Nos.4 and 5 as on 21.8.1980 would have in fact been credited and which

amounts have been lost to the outgoing partners and the guarantors and

which would have been available for discharge of their liability. In the

entire evidence which is led on behalf of the appellant/plaintiff-bank i.e. its

witnesses PW-1 and PW-2 there is not a single averment that amounts

which were due of the old partnership firm were not allowed to be credited

in the new account of the defendant No.1 which was maintained post the

dissolution on 21.8.1980. No doubt, the statement of account of the new

firm was filed as Ex.PW2/18 but no one can make out from it that the

credit entries which have been made in this account are only with respect to

the credit entries of the new partnership firm and not the old partnership

firm.
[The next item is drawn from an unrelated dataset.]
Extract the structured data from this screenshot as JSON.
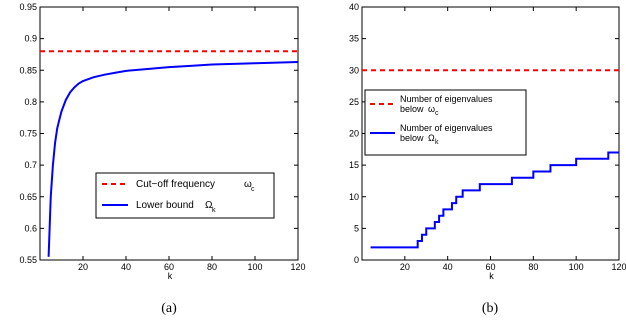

Therefore, in my opinion, trial Court has arrived at a correct finding

of the defendant No.4 and the defendant No.7 having been discharged as

the appellant/plaintiff-bank illegally allowed the account to be operated

even post dissolution and which has resulted in loss of valuable securities

to these defendant Nos.4 and 7 being lost.

8. So far as the finding with respect to issue No.1 is concerned,

counsel appearing for defendant Nos.4 and 7 in this Court do not dispute

that such findings can be set aside and the suit can be said to be validly

instituted against the defendants, moreso in view of the judgment of the

Supreme Court in the case of United Bank of India vs. Naresh Kumar &

Ors., 1996 (6) SCC 660: AIR 1997 SC 3.

9. I may note that otherwise the appellant/plaintiff-bank has filed

and proved on record the security documents as Ex.PW1/2 to Ex.PW1/9,

statements of account as Ex.PW2/17 and Ex.PW2/18. The

appellant/plaintiff has thus duly proved its case against defendant Nos.1

and 2.

10. In view of the above, the appeal is dismissed qua defendant

Nos.4 and 7 viz. respondent Nos.4 and 7 (now represented by his legal

heirs as per the original memo of parties). Appeal will however stand

allowed and a decree will be passed in favour of the appellant/plaintiff-

bank against defendant Nos.1 and 2 for a sum of ` 81,663.52/- alongwith

pendente lite and future interest @ 9% per annum simple.

Appellant/plaintiff is also entitled to costs against defendant Nos.1 and 2.

Decree sheet be prepared. Trial Court record be sent back.